Oh, you're looking for Disney? Well...I'm afraid I can't help you there. Um. Make a lot of money?
 

Endolori

New member
Joined
Jun 15, 2008
Messages
15
MBTI Type
INFP
destroying their perfect image seems like an ok temporary fix...but as an INFP, im not sure how id feel about tearing down someone else, even if its only going on in my silent head....

hmm what I actually meant is just make her human instead of like, a goddess or something. Not to demean her or to make her less than what she is. Was just thinking that perhaps if you could view her as a human, with mistakes and failings, then you could be more sure of yourself and be more confident.
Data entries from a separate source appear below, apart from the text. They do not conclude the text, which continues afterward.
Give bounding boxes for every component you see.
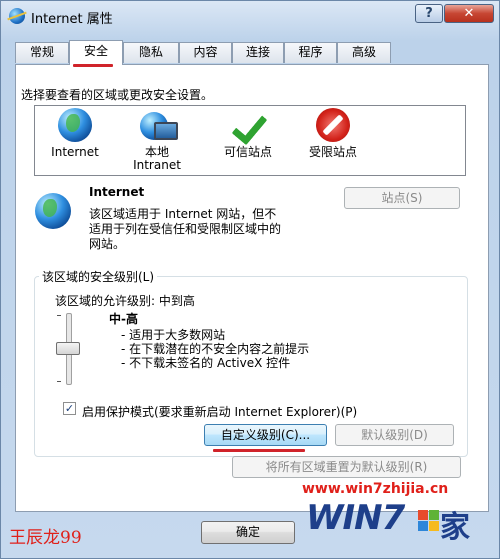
- selected-zone-title: Internet: [89, 185, 145, 199]
- tab-content[interactable]: 内容: [179, 42, 232, 63]
- tab-general[interactable]: 常规: [15, 42, 69, 63]
- zone-label-line2: Intranet: [133, 158, 181, 172]
- zone-label: Internet: [51, 145, 99, 159]
- restricted-icon: [316, 108, 350, 142]
- tab-strip: 常规 安全 隐私 内容 连接 程序 高级: [15, 40, 489, 65]
- protected-mode-checkbox[interactable]: ✓: [63, 402, 76, 415]
- zone-restricted-sites[interactable]: 受限站点: [300, 108, 366, 159]
- level-desc-line: - 在下载潜在的不安全内容之前提示: [121, 342, 310, 356]
- desc-line: 网站。: [89, 237, 126, 251]
- globe-icon: [58, 108, 92, 142]
- trusted-check-icon: [231, 108, 265, 142]
- tab-advanced[interactable]: 高级: [337, 42, 391, 63]
- local-intranet-icon: [140, 108, 178, 142]
- zone-select-hint: 选择要查看的区域或更改安全设置。: [21, 88, 214, 102]
- security-level-slider-thumb[interactable]: [56, 342, 80, 355]
- allowed-levels-text: 该区域的允许级别: 中到高: [55, 294, 195, 308]
- default-level-button[interactable]: 默认级别(D): [335, 424, 454, 446]
- desc-line: 适用于列在受信任和受限制区域中的: [89, 222, 282, 236]
- tab-privacy[interactable]: 隐私: [123, 42, 179, 63]
- help-button[interactable]: ?: [415, 4, 443, 23]
- internet-properties-window: Internet 属性 ? ✕ 常规 安全 隐私 内容 连接 程序 高级 选择要…: [0, 0, 500, 559]
- tab-connections[interactable]: 连接: [232, 42, 284, 63]
- level-description: - 适用于大多数网站 - 在下载潜在的不安全内容之前提示 - 不下载未签名的 A…: [121, 328, 309, 370]
- zone-list: Internet 本地 Intranet 可信站点 受限站点: [34, 105, 466, 176]
- author-signature: 王辰龙99: [9, 528, 82, 548]
- selected-zone-description: 该区域适用于 Internet 网站，但不 适用于列在受信任和受限制区域中的 网…: [89, 207, 329, 252]
- tab-programs[interactable]: 程序: [284, 42, 337, 63]
- window-title: Internet 属性: [31, 12, 113, 27]
- slider-tick: [57, 315, 61, 316]
- custom-highlight-underline: [213, 449, 305, 452]
- slider-tick: [57, 381, 61, 382]
- win7-logo: WIN7 家: [306, 498, 471, 558]
- level-desc-line: - 适用于大多数网站: [121, 328, 226, 342]
- zone-label: 受限站点: [308, 145, 357, 159]
- win7-logo-home: 家: [440, 510, 470, 545]
- watermark-url: www.win7zhijia.cn: [302, 481, 449, 497]
- tab-highlight-underline: [73, 64, 113, 67]
- custom-level-button[interactable]: 自定义级别(C)...: [204, 424, 327, 446]
- sites-button[interactable]: 站点(S): [344, 187, 460, 209]
- windows-flag-icon: [418, 510, 440, 532]
- close-button[interactable]: ✕: [444, 4, 494, 23]
- win7-logo-text: WIN7: [306, 498, 405, 538]
- ok-button[interactable]: 确定: [201, 521, 295, 544]
- zone-trusted-sites[interactable]: 可信站点: [215, 108, 281, 159]
- protected-mode-label[interactable]: 启用保护模式(要求重新启动 Internet Explorer)(P): [82, 403, 357, 420]
- reset-all-zones-button[interactable]: 将所有区域重置为默认级别(R): [232, 456, 461, 478]
- level-desc-line: - 不下载未签名的 ActiveX 控件: [121, 356, 291, 370]
- zone-internet[interactable]: Internet: [45, 108, 105, 159]
- security-level-label: 该区域的安全级别(L): [39, 268, 158, 285]
- desc-line: 该区域适用于 Internet 网站，但不: [89, 207, 277, 221]
- zone-local-intranet[interactable]: 本地 Intranet: [127, 108, 187, 172]
- zone-label: 可信站点: [223, 145, 272, 159]
- level-name: 中-高: [109, 312, 138, 326]
- selected-zone-globe-icon: [35, 193, 71, 229]
- tab-security[interactable]: 安全: [69, 40, 123, 65]
- title-bar[interactable]: Internet 属性 ? ✕: [1, 1, 499, 31]
- internet-explorer-icon: [9, 8, 25, 24]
At least, that's the way it works for me. :)
 

CzeCze

RETIRED
Joined
Sep 11, 2007
Messages
8,975
MBTI Type
GONE
Dude, before I even read your post, just by reading your title my response was :

"INFP -- you are the quintessential Nice Guy."

I would recommend perusing AskMen.com and other 'dude' websites to read up on advice.

One big, BIG thing about how NOT to be friend zoned:

1) Make your intentions clear and act accordingly.

The intentions and thoughts you have for someone you are carnally or romantically interested in IS different from someone you just want to be friends with. If, as a Nice Guy you swear they are the same, because love stars with friendship and you just want to 'get to know' someone better, then that's your problem. Game over.

You have to get on track as early as possible onto a romantic/physical route or else you get put on the shelf as a friend. Otherwise it's really your own fault for not making it clear to the woman OR by making it unintentionally clear. Sometimes the shy nice guy act is endearing, but only if the woman had physical interest in you from the get go. You still only get a short window to make your move, otherwise, again, game over.

I'm not saying you have to be a dog to get lucky with the ladies, but you do have to learn how to see things from the woman's POV. Able bodied, healthy women under 30 (heck any age) get A LOT of attention from men. Most of it unwanted or unreturned. You're really swimming against the tide and if you want a better shot with dating, again, make your intentions clear and act accordingly.

Hope this helps my XNFP brother! :D

And I love dishing out solicited advice so let me know what you think.
 

Brutus01

New member
Joined
Jun 19, 2008
Messages
23
MBTI Type
INFP
gah i live in the friendzone...im just the nice funny guy...nothing more...sigh
 

istpunk

New member
Joined
Jan 13, 2008
Messages
68
MBTI Type
istp
I think it's a problem because society expects males to act typically as a Thinker while females as a Feeler. So people assume you're gay or effeminate when you're just feely. I have no problem with NFs but SF males I do. They tend to see me as someone they're better than or have to prove more over for some reason. Yes ESFJs and ISFJs males got some beef with me. I do nothing and suddenly they act aggressive and macho and I'm looking at them weird.

I know an INFP male, people think he's dumb or like a kid. I treat him as I treat everyone straight up. Since I naturally make people get in trouble, I always dare him to get into trouble which he usually does and he enjoys it.

I think you feely boys would do better with those thinker girls. especially those mind control types like estjs or estps.